A commonplace observation is, that most plant species are completely resistant to almost all potential pathogen species.
In our group, we have developed three research systems to investigate the inheritance underlying (non)host status to biotrophic specialized pathogens: barley/Puccinia rusts and powdery mildews and Lettuce/Bremia lactucae.

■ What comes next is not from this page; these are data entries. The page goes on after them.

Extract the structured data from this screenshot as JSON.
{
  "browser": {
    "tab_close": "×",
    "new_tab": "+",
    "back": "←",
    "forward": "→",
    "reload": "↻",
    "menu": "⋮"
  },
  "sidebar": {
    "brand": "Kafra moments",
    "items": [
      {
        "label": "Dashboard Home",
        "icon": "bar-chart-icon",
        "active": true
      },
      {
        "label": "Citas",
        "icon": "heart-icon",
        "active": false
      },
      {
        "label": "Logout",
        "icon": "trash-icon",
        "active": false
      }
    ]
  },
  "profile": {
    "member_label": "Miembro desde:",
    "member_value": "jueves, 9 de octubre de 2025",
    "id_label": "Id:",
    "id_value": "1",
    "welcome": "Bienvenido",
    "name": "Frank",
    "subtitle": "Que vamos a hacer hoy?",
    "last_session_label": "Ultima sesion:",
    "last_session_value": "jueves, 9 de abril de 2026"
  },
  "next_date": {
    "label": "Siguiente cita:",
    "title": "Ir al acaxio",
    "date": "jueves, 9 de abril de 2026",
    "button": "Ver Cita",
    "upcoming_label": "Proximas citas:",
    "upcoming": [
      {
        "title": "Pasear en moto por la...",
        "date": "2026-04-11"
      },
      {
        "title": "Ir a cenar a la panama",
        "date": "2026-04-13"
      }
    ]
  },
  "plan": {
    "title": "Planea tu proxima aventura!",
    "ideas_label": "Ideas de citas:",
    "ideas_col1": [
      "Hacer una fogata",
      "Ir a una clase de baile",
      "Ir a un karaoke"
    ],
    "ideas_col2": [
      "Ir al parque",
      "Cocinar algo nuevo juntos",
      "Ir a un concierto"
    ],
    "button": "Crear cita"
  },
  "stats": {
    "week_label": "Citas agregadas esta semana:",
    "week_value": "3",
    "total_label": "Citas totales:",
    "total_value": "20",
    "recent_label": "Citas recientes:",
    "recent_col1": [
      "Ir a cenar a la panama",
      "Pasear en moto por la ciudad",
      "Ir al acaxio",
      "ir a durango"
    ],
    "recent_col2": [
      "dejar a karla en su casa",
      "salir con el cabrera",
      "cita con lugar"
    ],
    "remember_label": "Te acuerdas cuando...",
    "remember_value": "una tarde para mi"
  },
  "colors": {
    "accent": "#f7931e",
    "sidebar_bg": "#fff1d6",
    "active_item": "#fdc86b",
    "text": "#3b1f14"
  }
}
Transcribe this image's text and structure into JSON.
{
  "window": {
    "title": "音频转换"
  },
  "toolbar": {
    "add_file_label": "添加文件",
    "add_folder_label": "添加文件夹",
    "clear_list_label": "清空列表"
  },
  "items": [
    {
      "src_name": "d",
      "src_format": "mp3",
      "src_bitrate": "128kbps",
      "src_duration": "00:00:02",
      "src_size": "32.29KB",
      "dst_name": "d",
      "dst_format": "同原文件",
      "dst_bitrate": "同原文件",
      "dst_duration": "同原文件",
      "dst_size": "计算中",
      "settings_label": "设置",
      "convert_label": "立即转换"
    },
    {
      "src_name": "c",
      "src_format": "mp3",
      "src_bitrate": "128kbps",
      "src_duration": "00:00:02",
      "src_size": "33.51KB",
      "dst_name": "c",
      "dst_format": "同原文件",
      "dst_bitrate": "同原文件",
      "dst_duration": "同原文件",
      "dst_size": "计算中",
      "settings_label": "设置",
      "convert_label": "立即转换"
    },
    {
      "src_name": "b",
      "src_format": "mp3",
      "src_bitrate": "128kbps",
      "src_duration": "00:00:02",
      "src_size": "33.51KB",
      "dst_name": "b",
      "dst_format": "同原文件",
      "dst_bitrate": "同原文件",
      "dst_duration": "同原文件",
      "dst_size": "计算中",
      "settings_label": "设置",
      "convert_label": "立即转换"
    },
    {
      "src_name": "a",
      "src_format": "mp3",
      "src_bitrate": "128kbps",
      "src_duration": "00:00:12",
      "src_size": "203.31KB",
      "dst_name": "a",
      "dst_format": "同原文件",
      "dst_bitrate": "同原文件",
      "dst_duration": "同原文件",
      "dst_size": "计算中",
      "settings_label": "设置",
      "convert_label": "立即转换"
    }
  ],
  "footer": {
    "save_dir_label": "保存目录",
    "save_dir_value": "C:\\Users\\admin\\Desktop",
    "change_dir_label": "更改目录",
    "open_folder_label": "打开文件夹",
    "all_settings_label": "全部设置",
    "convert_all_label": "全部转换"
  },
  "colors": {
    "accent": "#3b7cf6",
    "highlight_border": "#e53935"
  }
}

In barley, we have developed barley experimental lines with susceptibility to some rust species and wheat powdery mildew, to which barley normally is a non-host. This allows identification of the genes that in regular barley cause “immunity” to these grass rusts and wheat powdery mildew. The results of this work show that the non-host immunity is based on quantitative trait genes (QTLs) that show similarity in location with QTLs for basal resistance to the barley leaf rust P. hordei. Map based cloning of several QTLs for basal resistance to P. hordei and non-host resistance to several unadpated grass leaf rusts is in an advanced stage, and will allow identification of the molecular basis of basal resistance to both the barley leaf rust and to a rust to which barley normally behaves as a non-host. In barley-powdery mildew similar work is being carried out
- Genetic basis of the nonhost resistance to powdery mildews and rusts in barley
- Genes determining the nonhost resistance of barley to the powdery mildew fungus of cereals and grasses
In lettuce we make use of the rare opportunity that a wild non-host species, Lactuca saligna, can be crossed with the cultivated host species L. sativa. A set of introgression lines (BILs) has been developed in the L. sativa cultivar, each containing only one chromosome introgression fragment from L. saligna. This allowed the identification of about 15 resistance QTL (in 15 BILs). Eight BILs showed lowered infection levels at the, most relevant, adult plant stage in the field, but their 30 to 50% infection reduction is not high enough for cultivation practice. Stacking the quantitative resistances of BILs in pairs showed that most effects of stacked quantitative resistances do not simply add up. This result suggests that not a single locus, nor the combination of two QTLs, explain the absolute resistance of L. saligna to B. lactucae. We hypothesize that multi-locus interactions with additive and/or epistatic effects explain the absolute resistance. Therefore, we embark on new extreme selection strategies in gene mapping studies, using large F2 populations from multiple segregating L. saligna × L. sativa populations. We will identify new QTL that, together, determine the immunity of the wild species to B. lactucae. These genes are valuable assets to breeders, since they would turn a susceptible lettuce cultivar into a “pseudo-nonhost” to this economically very devastating lettuce pathogen.
- Resistance of Lactuca saligna (wild lettuce) to Bremia lactucae (downy mildew).
- The discovery of new classical resistance (Dm) genes from wild lettuce germplasm with focus on L. saligna and L. virosa by screening with effectors from B. lactucae.